Мы не знаем, каковы были на самом деле чувства Шопена к Констанции. Да и незачем нам это знать. Для меня самой большой неприятностью в фильме «Юность Шопена» было увидеть Гладковскую — такую конкретную, всамделишную, из плоти и крови. Разумеется, Констанция была существом небесплотным, и даже наверняка отнюдь не бесплотным. В Варшаву она приехала из Радома, ее отец был управляющим замком, она ходила в консерваторию, была любимой ученицей Соливы, под руководством которого надорвала приятный от природы голос так, что, по словам панны Зонтаг, ей должно было его хватить на каких-нибудь два года; дружила она с панной Волковой, по всей видимости дочерью русского чиновника. Панна Волкова была помилее, посмекалистее, посмелее Констанции, жила, конечно же, в родительском доме, в тот год носила траур по матушке. Это были две заурядные ученицы консерватории, такие попадаются и сегодня. Констанция, должно быть, болела малокровием, и у нее частенько бывали ячмени, потому что глаз она закрывала повязкой. Хорошенькие, совсем не недотроги, эти панны, порхавшие по городу, постоянно были окружены стайкой поклонников. Около них беспрестанно увивались офицеришки князя Константина, дело обычнейшее; наверняка благодаря связям панны Волковой, обе они проводили время в русском обществе Они встречались с этими офицерами на музыкальных вечерах; к огорчению Эльснера, офицеры навешали девушек и в консерваторском «общежитии». Один из этих адъютантов, Грессер, пел совсем сносно. Так что, во всяком случае, эти дамы не бывали «в свете», в буржуазных салонах. Констанция не появлялась в доме Шопенов, и даже Титус Войцеховский ее не знал.
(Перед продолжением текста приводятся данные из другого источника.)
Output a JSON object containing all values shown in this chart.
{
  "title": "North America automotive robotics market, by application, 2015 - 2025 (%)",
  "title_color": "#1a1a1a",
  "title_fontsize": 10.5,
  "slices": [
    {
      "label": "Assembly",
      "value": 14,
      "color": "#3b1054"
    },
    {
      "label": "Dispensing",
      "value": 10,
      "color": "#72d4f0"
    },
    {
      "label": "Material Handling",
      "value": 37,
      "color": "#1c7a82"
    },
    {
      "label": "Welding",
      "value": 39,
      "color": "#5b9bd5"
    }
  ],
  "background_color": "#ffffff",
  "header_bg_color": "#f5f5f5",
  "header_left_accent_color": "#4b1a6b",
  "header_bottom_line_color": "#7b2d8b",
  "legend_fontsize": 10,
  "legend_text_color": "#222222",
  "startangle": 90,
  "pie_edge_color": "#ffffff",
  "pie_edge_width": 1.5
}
Обе панны готовились в оперные певицы, и их дебют состоялся тогда же, в конце того самого знаменательного для Шопена периода, под осень 1830 года. Пение, думается, было таким же хорошим средством поймать мужа, как и всякое другое. Бедные девушки, не бывающие в «приличном» обществе, но, как каждая женщина, мечтающие о доме, муже, детях, таким вот образом стремились достичь желанной цели. Итак, как видим, ни Шопен, ни блестящие офицеры, гонявшиеся чаще всего за приданым, у Констанции в расчет не шли. Чем же мог привлечь ее, молоденькую провинциалочку, этот, пусть даже и гениальный, юнец? Ничем, положительно ничем. Ведь предугадать, что сулило ему будущее, она не могла, а этот салонный мотылек, каким его все знали, не подходил ей ни в мужья, ни тем паче в любовники. Впрочем, кого бы тогда Фрыцек не покорил! Это была искра, сгусток очарования — само изящество. Панна Констанция была им чуточку увлечена, в особенности после того, как он ей признался — и не только музыкой, — что он уже год любит ее. На прощание она даже вписала в альбом эти слова: Решил ты за славой неувядающей гнаться.

Родных и друзей покидаешь, отправляясь в дорогу.

Чужие лучше оценят тебя, может статься, Полюбить тебя крепче чужие не смогут, — к которым Шопен добавил горькое, ироничное, словно пассаж из какого-то скерцо, словечко: могут.